Raises a ValueError if the number of given labels is not two or if an invalid join method is specified.

Parameters
  • vaues_1 (dict) – Left side of the join.

  • values_2 (dict) – Right side of the join.

  • join (enum['inner', 'outer', 'left-outer', 'right-outer'], default='inner') – Join method identifier.

Return type

dict

Raises

ValueError

openclean.function.value.base.normalize(values, normalizer, keep_original=False, labels=None)

Normalize frequency counts in a given dictionary. Expects a dictionary where keys are mapped to numeric values. Applies the given normalization function on all values. Returns a dictionary where keys are mapped to the normalized values.
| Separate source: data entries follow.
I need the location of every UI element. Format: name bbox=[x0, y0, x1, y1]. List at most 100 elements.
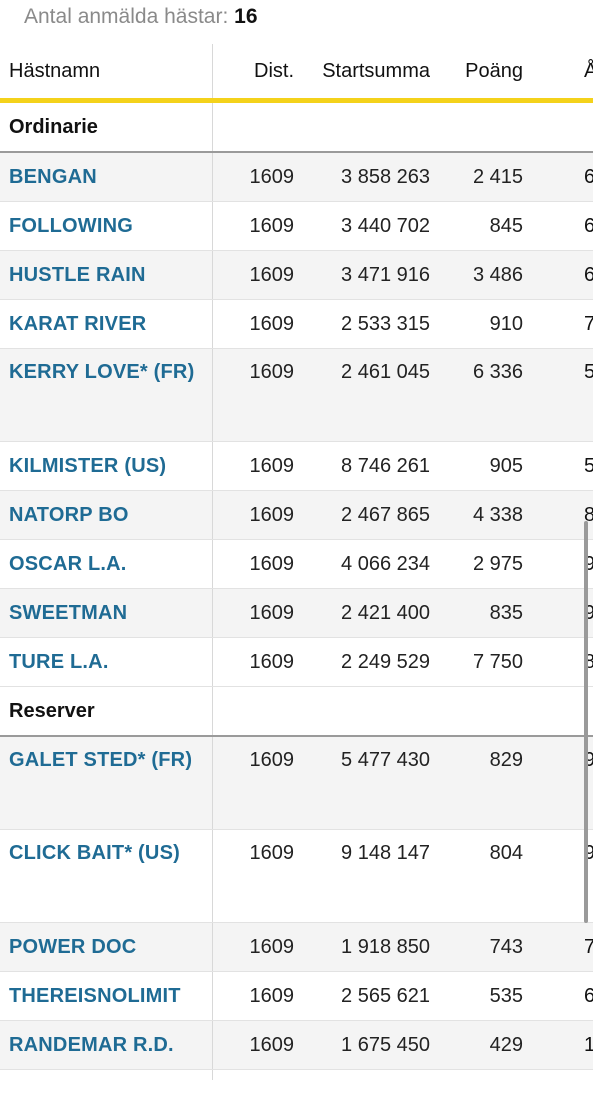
column-header-name[interactable]: Hästnamn bbox=[0, 44, 213, 103]
points-cell: 845 bbox=[432, 201, 538, 251]
points-cell: 910 bbox=[432, 299, 538, 349]
age-cell: 8 bbox=[538, 637, 593, 687]
horse-name-link[interactable]: CHANEL TRIO (IT) bbox=[0, 1069, 213, 1080]
distance-cell: 1609 bbox=[212, 348, 298, 442]
distance-cell: 1609 bbox=[212, 637, 298, 687]
section-title: Ordinarie bbox=[0, 100, 213, 153]
horse-name-link[interactable]: CLICK BAIT* (US) bbox=[0, 829, 213, 923]
startsumma-cell: 2 467 865 bbox=[298, 490, 432, 540]
horse-name-link[interactable]: FOLLOWING bbox=[0, 201, 213, 251]
vertical-scrollbar[interactable] bbox=[584, 521, 588, 923]
horse-name-link[interactable]: SWEETMAN bbox=[0, 588, 213, 638]
points-cell: 829 bbox=[432, 736, 538, 830]
horse-name-link[interactable]: KILMISTER (US) bbox=[0, 441, 213, 491]
horse-name-link[interactable]: KERRY LOVE* (FR) bbox=[0, 348, 213, 442]
points-cell: 2 975 bbox=[432, 539, 538, 589]
startsumma-cell: 2 461 045 bbox=[298, 348, 432, 442]
age-cell: 6 bbox=[538, 971, 593, 1021]
horse-name-link[interactable]: POWER DOC bbox=[0, 922, 213, 972]
startsumma-cell: 3 440 702 bbox=[298, 201, 432, 251]
age-cell: 5 bbox=[538, 348, 593, 442]
column-header-points[interactable]: Poäng bbox=[432, 44, 538, 103]
age-cell: 6 bbox=[538, 250, 593, 300]
distance-cell: 1609 bbox=[212, 1020, 298, 1070]
points-cell: 535 bbox=[432, 971, 538, 1021]
distance-cell: 1609 bbox=[212, 490, 298, 540]
points-cell: 429 bbox=[432, 1020, 538, 1070]
points-cell: 804 bbox=[432, 829, 538, 923]
points-cell: 240 bbox=[432, 1069, 538, 1080]
horse-name-link[interactable]: NATORP BO bbox=[0, 490, 213, 540]
age-cell: 7 bbox=[538, 922, 593, 972]
age-cell: 9 bbox=[538, 588, 593, 638]
points-cell: 2 415 bbox=[432, 152, 538, 202]
horse-name-link[interactable]: BENGAN bbox=[0, 152, 213, 202]
startsumma-cell: 1 675 450 bbox=[298, 1020, 432, 1070]
horse-name-link[interactable]: RANDEMAR R.D. bbox=[0, 1020, 213, 1070]
distance-cell: 1609 bbox=[212, 971, 298, 1021]
startsumma-cell: 5 477 430 bbox=[298, 736, 432, 830]
distance-cell: 1609 bbox=[212, 736, 298, 830]
section-row: Ordinarie bbox=[0, 100, 593, 153]
column-header-startsumma[interactable]: Startsumma bbox=[298, 44, 432, 103]
distance-cell: 1609 bbox=[212, 922, 298, 972]
startsumma-cell: 1 918 850 bbox=[298, 922, 432, 972]
startsumma-cell: 2 421 400 bbox=[298, 588, 432, 638]
points-cell: 743 bbox=[432, 922, 538, 972]
distance-cell: 1609 bbox=[212, 441, 298, 491]
points-cell: 4 338 bbox=[432, 490, 538, 540]
entries-table-card: Hästnamn Dist. Startsumma Poäng Å Ordina… bbox=[0, 44, 593, 1080]
section-title: Reserver bbox=[0, 686, 213, 737]
distance-cell: 1609 bbox=[212, 588, 298, 638]
horse-name-link[interactable]: TURE L.A. bbox=[0, 637, 213, 687]
table-header: Hästnamn Dist. Startsumma Poäng Å bbox=[0, 44, 593, 103]
age-cell: 6 bbox=[538, 152, 593, 202]
points-cell: 6 336 bbox=[432, 348, 538, 442]
points-cell: 3 486 bbox=[432, 250, 538, 300]
entry-count-label: Antal anmälda hästar: bbox=[24, 5, 229, 28]
section-row: Reserver bbox=[0, 686, 593, 737]
column-header-age[interactable]: Å bbox=[538, 44, 593, 103]
startsumma-cell: 1 291 763 bbox=[298, 1069, 432, 1080]
points-cell: 7 750 bbox=[432, 637, 538, 687]
startsumma-cell: 3 858 263 bbox=[298, 152, 432, 202]
startsumma-cell: 2 533 315 bbox=[298, 299, 432, 349]
startsumma-cell: 2 249 529 bbox=[298, 637, 432, 687]
age-cell: 1 bbox=[538, 1020, 593, 1070]
horse-name-link[interactable]: KARAT RIVER bbox=[0, 299, 213, 349]
distance-cell: 1609 bbox=[212, 250, 298, 300]
horse-name-link[interactable]: GALET STED* (FR) bbox=[0, 736, 213, 830]
entries-table: Hästnamn Dist. Startsumma Poäng Å Ordina… bbox=[0, 44, 593, 1080]
horse-name-link[interactable]: THEREISNOLIMIT bbox=[0, 971, 213, 1021]
distance-cell: 1609 bbox=[212, 829, 298, 923]
distance-cell: 1609 bbox=[212, 152, 298, 202]
distance-cell: 1609 bbox=[212, 1069, 298, 1080]
age-cell: 7 bbox=[538, 1069, 593, 1080]
startsumma-cell: 2 565 621 bbox=[298, 971, 432, 1021]
horse-name-link[interactable]: OSCAR L.A. bbox=[0, 539, 213, 589]
startsumma-cell: 9 148 147 bbox=[298, 829, 432, 923]
distance-cell: 1609 bbox=[212, 539, 298, 589]
distance-cell: 1609 bbox=[212, 201, 298, 251]
column-header-dist[interactable]: Dist. bbox=[212, 44, 298, 103]
points-cell: 835 bbox=[432, 588, 538, 638]
horse-name-link[interactable]: HUSTLE RAIN bbox=[0, 250, 213, 300]
startsumma-cell: 4 066 234 bbox=[298, 539, 432, 589]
If the keep_original flag is True, the original values are also included in the result. In this case, the keys in the resulting dictionary are mapped to dictionaries with two values. The default key values for the nested dictionary values are ‘absolute’ for the original value and ‘normalized’ for the normalized value. These names can be overridden by providing a list or tuple of labels with exactly two elements.

Parameters
  • values (dict) – Dictionary that maps arbitrary key values to numeric values.
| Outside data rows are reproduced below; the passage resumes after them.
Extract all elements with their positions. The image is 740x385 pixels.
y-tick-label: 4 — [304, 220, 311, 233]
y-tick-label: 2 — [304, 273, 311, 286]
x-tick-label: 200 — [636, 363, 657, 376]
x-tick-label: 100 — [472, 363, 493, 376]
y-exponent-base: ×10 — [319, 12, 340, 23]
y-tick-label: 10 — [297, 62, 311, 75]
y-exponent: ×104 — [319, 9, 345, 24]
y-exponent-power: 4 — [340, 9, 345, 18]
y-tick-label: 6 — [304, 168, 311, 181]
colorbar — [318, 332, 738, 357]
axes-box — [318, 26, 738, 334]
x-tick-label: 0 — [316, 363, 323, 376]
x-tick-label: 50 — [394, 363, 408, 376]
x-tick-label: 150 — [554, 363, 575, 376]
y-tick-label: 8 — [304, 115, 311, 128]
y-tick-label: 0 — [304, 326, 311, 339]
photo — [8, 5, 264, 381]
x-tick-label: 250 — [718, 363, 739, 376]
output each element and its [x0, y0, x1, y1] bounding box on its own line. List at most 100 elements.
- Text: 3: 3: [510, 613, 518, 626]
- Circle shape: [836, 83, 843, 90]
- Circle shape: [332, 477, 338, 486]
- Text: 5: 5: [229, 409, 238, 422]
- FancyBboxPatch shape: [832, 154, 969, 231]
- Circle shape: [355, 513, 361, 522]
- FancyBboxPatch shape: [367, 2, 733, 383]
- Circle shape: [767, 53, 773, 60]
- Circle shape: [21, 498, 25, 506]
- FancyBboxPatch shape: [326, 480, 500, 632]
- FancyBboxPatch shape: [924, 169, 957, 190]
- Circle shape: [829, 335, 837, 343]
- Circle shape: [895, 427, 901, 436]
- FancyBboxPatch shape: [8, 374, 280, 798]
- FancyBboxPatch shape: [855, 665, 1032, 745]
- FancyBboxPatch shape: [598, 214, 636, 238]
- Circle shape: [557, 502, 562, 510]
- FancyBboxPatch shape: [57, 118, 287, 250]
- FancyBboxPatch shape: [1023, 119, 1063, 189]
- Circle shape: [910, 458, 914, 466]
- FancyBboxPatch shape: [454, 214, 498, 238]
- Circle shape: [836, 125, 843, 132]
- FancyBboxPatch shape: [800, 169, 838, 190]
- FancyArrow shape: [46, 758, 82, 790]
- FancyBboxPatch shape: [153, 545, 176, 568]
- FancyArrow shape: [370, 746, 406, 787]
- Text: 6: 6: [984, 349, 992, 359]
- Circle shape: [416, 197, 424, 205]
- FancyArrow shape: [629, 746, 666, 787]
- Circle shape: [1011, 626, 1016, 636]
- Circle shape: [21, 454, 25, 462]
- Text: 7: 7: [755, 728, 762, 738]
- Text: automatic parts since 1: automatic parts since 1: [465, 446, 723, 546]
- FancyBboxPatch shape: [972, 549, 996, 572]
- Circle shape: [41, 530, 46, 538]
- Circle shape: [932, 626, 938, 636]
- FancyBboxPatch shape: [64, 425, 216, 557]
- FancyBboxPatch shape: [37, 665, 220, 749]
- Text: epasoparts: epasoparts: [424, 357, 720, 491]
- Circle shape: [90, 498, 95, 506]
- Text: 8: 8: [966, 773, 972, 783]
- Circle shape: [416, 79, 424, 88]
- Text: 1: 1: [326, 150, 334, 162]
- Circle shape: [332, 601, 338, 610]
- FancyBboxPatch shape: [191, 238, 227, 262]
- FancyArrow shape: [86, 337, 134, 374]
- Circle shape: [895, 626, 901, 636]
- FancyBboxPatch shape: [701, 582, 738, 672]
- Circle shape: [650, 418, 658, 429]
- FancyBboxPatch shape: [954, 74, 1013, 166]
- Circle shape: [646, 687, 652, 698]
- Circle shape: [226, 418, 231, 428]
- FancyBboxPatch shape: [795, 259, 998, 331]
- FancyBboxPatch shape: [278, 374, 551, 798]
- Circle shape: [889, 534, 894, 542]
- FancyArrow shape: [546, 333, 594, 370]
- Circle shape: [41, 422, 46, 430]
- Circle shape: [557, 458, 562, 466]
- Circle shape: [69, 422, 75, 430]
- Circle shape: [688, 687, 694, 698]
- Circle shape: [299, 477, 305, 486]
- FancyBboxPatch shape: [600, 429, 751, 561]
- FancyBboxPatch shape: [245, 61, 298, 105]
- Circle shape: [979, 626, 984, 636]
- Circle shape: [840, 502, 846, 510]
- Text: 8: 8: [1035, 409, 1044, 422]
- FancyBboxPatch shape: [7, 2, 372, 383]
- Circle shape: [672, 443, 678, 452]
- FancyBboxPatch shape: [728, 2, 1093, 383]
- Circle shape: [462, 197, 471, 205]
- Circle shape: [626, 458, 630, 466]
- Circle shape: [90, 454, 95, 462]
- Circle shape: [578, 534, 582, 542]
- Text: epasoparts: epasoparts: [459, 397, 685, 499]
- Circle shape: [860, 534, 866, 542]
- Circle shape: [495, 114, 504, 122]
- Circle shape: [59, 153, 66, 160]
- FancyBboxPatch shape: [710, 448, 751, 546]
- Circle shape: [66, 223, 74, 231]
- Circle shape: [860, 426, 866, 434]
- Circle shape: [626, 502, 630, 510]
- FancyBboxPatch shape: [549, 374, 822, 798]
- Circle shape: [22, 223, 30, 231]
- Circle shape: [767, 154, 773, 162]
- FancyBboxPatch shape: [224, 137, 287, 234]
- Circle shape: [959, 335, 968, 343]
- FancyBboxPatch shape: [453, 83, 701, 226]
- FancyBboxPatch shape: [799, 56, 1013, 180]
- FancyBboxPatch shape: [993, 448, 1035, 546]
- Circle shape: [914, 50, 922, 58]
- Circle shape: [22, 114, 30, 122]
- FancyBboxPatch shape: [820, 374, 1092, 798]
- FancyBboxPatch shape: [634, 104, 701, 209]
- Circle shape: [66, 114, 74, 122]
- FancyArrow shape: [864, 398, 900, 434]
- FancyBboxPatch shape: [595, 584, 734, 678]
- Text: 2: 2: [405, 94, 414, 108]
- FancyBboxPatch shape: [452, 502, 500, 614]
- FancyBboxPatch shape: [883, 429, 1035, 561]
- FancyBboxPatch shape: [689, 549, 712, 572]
  • normalizer (callable or openclean.function.value.base.ValueFunction,) – default=None Normalization function that will be used to normalize the numeric values in the given dictionary.

  • keep_original (bool, default=False) – If the keep original value is set to True, the resulting dictionary will map key values to dictionaries. Each nested dictionary will have two elements, the original (‘absolute’) value and the normalized value.

  • labels (list or tuple, default=('absolute', 'normalized')) – List or tuple with exactly two elements. The labels will only be used if the keep_original flag is True. The first element is the label for the original value in the returned nested dictionary and the second element is the label for the normalized value.

Return type

dict

Raises

ValueError

openclean.function.value.base.to_value_function(arg)

Ensure that a given argument is a ValueFunction. If the arg is callable it will be wrapped. Otherwise, a constant value function is returned.

Parameters

arg (any) – Argument that is tested for being a ValueFunction.

Return type

openclean.function.value.base.ValueFunction